Martin Trenevski, ehemaliger Minister, Botschafter und Journalist, ist verstorben - eine der seltenen Persönlichkeiten, die nahezu jede institutionelle Rolle in den ersten Jahren des unabhängigen Mazedoniens durchlief und dennoch im kollektiven Gedächtnis blieb. Die Familie verkündete die Nachricht; die Beerdigung findet am 27. Mai um 13:00 Uhr auf dem Stadtfriedhof Butel statt.

Trenevski wurde 1949 in Skopje geboren. Er studierte Englische Sprache und Literatur an der Philologischen Fakultät „Hl. Kyrill und Method" und machte einen Master in Politikwissenschaft. Seine journalistische Karriere begann er mit Texten in Tages-, Wochen- und Monatszeitschriften in Skopje. Den professionellen Höhepunkt im Journalismus erreichte er bei der damaligen Agentur TANJUG, wo er 1986 zum Korrespondenten für Australien und den Südpazifik ernannt wurde.

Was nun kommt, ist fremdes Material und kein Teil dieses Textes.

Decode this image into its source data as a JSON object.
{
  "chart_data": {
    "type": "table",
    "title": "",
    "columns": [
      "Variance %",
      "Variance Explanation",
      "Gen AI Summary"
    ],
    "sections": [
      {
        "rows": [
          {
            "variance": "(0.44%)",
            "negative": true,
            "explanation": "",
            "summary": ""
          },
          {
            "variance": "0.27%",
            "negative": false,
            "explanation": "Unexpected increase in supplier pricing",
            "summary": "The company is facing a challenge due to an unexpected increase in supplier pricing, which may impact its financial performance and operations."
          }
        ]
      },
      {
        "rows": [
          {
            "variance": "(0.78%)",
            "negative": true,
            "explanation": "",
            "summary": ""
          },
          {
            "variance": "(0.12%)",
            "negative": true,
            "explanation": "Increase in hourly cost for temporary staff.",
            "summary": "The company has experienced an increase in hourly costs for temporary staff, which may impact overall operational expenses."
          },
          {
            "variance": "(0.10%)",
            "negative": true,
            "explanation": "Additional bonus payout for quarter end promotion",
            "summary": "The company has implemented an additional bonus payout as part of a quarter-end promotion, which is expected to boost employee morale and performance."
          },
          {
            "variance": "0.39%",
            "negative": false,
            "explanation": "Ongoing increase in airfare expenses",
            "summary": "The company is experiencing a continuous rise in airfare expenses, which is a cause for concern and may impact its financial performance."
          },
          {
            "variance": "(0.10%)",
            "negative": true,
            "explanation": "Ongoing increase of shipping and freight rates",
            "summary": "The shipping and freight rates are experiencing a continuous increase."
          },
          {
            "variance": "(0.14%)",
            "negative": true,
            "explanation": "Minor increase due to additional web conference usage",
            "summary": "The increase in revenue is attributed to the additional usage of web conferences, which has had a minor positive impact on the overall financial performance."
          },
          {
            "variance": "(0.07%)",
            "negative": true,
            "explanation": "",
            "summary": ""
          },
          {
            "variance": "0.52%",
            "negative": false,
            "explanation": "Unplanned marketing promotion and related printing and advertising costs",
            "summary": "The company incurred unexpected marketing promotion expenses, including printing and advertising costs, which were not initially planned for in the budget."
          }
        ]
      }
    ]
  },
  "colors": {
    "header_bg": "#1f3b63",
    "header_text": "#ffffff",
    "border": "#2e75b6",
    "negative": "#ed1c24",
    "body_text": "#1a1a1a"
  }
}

Dort gelang Trenevski, was nur eine kleine Gruppe mazedonischer Journalisten geschafft hat: Er begleitete und stärkte die mazedonische Gemeinschaft in einem fernen Teil der Diaspora. In einer Zeit, in der die mazedonische Auswanderung in Australien politisch unter Druck stand - mit Druck griechischer Lobbygruppen auf australische Behörden, mit Kämpfen um Identität und Selbstbestimmung - waren seine Berichte eine Brücke zur Heimat.

Nach der Unabhängigkeit Mazedoniens war Trenevski Informationsminister in der ersten Regierung und später Minister im Ministerium für die Auswanderung. Als Botschafter vertrat er Mazedonien in Schweden, Norwegen, Finnland und Estland, war Generalkonsul in Toronto und Botschafter bei der NATO. Ein Portfolio, das wenige Diplomaten haben - sowohl die nordischen Länder als auch die NATO während der kritischen Vor-Beitrittsphase.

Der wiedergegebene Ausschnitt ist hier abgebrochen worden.